I’m honestly looking forward to an SEOMoz LDA Tool 2.0. I really like the concept of the tool, but I want to see an aggregator. If you enter in a web URL, the tool suggests what topics it believes your site to be related to, showing a % relevant for each. This would be great in identifying if your content-based SEO work was going anywhere, as well as identifying any long tail markets you may be able to position for.
PS: Thanks @LehmanPhoto for the @ reply, I actually didn’t notice it until yesterday! Sadly, I believe that linking strategies are still huge in terms of ranking, but these tools, as you have shown are able to provide an edge if you’re looking for that small 5% to push you above the rest. I’ll definitely be following you, and your blog posts in the future! Thank you very much for the legwork.

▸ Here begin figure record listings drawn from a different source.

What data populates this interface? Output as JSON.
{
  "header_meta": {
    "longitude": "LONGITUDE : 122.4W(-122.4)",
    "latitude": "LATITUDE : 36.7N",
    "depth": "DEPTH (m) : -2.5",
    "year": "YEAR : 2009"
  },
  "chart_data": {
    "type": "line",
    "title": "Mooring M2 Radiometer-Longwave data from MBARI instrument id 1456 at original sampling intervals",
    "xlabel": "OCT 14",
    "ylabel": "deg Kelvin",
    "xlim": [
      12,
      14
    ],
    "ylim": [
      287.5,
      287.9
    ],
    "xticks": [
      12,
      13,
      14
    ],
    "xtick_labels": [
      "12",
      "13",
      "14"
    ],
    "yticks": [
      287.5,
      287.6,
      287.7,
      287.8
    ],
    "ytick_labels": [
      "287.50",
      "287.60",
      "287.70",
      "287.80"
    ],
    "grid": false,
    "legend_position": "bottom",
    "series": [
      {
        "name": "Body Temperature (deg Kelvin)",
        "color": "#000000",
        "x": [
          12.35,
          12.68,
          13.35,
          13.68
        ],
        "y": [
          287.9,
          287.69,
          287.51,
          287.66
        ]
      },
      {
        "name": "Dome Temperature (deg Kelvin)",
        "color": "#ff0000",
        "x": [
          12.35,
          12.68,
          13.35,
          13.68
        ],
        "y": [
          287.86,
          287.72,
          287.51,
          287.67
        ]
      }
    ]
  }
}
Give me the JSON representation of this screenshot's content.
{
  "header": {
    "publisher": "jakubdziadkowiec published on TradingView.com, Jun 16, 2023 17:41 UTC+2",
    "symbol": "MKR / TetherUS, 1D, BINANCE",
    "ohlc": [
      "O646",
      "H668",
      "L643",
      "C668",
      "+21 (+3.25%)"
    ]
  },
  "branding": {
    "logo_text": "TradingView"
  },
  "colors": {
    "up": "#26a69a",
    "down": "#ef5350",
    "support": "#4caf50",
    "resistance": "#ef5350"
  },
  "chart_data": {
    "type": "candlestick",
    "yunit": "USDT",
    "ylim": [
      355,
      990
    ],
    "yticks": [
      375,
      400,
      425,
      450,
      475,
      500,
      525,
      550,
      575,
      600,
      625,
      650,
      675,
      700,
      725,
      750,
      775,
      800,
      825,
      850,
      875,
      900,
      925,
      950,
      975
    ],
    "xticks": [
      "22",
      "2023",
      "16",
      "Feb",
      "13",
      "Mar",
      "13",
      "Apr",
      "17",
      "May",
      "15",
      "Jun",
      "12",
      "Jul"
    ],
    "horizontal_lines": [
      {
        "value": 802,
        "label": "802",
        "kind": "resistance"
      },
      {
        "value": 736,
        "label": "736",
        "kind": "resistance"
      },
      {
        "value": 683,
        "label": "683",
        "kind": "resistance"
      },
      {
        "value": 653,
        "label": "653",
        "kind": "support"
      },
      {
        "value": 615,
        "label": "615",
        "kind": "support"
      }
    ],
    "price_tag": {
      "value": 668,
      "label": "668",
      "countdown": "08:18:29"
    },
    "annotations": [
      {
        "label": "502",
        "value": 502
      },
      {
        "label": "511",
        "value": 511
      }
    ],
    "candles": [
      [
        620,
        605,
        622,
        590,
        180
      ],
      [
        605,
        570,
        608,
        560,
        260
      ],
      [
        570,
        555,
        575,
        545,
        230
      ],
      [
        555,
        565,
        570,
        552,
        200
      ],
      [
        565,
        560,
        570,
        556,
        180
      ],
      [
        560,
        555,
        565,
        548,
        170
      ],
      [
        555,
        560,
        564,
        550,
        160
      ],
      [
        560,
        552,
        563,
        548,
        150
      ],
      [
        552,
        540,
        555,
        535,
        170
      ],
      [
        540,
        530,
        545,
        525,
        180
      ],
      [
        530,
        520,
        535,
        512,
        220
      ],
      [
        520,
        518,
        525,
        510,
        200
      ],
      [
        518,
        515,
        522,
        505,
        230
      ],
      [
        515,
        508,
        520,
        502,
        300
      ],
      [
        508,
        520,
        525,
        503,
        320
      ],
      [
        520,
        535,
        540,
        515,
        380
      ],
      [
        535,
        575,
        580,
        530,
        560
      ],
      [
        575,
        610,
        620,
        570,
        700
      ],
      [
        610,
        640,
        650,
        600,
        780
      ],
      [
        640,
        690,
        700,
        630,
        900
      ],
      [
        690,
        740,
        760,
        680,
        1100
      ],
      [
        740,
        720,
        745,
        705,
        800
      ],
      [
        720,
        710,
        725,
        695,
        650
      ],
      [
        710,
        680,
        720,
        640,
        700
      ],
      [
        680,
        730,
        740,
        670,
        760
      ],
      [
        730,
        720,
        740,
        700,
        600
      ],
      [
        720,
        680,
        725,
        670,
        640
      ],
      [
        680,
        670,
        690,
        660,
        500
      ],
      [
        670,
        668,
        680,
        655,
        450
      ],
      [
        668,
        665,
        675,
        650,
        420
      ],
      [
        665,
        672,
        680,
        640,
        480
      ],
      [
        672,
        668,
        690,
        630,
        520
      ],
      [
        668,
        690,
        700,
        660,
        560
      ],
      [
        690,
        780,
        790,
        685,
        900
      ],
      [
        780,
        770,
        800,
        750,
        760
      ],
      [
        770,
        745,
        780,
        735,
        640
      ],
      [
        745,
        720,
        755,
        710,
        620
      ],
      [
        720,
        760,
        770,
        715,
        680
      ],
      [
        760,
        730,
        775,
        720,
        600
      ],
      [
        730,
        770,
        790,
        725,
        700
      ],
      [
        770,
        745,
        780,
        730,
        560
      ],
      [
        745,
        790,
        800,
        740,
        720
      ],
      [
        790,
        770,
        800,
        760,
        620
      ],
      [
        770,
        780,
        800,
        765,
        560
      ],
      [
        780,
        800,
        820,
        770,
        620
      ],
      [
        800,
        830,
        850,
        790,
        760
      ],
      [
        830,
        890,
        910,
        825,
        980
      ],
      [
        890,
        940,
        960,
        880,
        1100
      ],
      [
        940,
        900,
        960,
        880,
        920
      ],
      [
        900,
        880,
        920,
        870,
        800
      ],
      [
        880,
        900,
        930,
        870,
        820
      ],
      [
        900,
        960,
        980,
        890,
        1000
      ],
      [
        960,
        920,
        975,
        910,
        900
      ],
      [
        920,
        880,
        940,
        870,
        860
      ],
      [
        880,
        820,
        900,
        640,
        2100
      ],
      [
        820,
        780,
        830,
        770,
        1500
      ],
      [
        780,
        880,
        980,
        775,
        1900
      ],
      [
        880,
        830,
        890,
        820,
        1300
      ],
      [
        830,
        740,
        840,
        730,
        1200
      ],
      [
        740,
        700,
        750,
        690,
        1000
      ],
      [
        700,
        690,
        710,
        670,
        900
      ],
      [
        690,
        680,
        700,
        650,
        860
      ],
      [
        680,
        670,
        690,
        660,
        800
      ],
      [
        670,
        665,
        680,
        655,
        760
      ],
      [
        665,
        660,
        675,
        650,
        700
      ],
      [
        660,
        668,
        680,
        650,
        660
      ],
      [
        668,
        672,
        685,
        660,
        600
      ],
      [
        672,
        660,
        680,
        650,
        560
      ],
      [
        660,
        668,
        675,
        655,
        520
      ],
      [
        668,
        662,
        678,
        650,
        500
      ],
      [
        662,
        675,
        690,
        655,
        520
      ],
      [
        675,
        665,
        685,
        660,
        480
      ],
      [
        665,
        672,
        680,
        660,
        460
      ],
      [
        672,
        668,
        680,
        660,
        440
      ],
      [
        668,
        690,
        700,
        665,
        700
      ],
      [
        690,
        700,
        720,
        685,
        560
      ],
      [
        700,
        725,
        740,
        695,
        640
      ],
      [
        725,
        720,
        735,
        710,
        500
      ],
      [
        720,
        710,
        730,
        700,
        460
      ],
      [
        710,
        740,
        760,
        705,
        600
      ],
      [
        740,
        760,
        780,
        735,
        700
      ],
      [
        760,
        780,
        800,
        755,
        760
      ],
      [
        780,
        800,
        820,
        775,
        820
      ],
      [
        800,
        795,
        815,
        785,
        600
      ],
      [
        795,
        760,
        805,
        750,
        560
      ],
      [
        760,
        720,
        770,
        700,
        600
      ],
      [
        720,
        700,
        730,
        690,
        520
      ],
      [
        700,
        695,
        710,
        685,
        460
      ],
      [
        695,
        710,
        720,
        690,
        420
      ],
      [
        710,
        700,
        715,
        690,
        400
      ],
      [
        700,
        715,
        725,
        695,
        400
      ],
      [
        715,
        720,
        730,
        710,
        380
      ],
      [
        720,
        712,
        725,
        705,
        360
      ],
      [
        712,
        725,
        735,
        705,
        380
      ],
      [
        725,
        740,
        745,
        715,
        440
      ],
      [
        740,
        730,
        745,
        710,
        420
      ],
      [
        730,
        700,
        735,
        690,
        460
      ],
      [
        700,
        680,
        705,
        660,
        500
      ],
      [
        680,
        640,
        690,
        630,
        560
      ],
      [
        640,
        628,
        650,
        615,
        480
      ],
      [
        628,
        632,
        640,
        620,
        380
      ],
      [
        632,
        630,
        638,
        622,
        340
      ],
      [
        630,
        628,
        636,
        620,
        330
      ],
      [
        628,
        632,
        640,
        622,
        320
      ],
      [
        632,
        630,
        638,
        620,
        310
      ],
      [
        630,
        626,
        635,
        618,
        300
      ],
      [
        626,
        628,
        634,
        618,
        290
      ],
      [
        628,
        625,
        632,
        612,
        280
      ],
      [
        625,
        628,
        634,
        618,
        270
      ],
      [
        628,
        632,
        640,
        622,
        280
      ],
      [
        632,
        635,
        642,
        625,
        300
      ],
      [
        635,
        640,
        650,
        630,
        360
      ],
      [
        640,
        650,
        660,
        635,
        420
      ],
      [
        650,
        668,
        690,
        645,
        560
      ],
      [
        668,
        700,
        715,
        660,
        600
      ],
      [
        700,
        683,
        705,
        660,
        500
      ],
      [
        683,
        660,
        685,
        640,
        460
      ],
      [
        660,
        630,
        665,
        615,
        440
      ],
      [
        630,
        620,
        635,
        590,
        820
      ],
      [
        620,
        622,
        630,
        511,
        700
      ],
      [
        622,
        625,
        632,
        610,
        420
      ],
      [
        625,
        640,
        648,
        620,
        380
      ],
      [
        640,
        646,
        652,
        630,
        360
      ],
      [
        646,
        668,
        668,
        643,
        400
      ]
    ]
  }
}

September 10th, 2010 at 5:04 am
[...] Links: It’s impossible for me not to talk about SEOmoz’s new LDA tool. Heck, we did our own post about it here after it was announced at the Mozinar in Seattle, and another one here after we realized what a [...]
October 7th, 2010 at 8:12 pm
I have been seeing the LDA idea kicked around for some time now and even witnesses the disaster that went on in the comments when the SEOmoz team was cleaning up their correlation data mistake. I still see value in this tool and I think that item #3 above is crazy SMART. When it comes to internal linking, it is very easy to just look for the page that has the most linkjuice and add an anchor text link there. Now this is a more analytics driven way to do the same thing that makes a lot more sense. Thanks for posting. I am bookmarking this for future reference.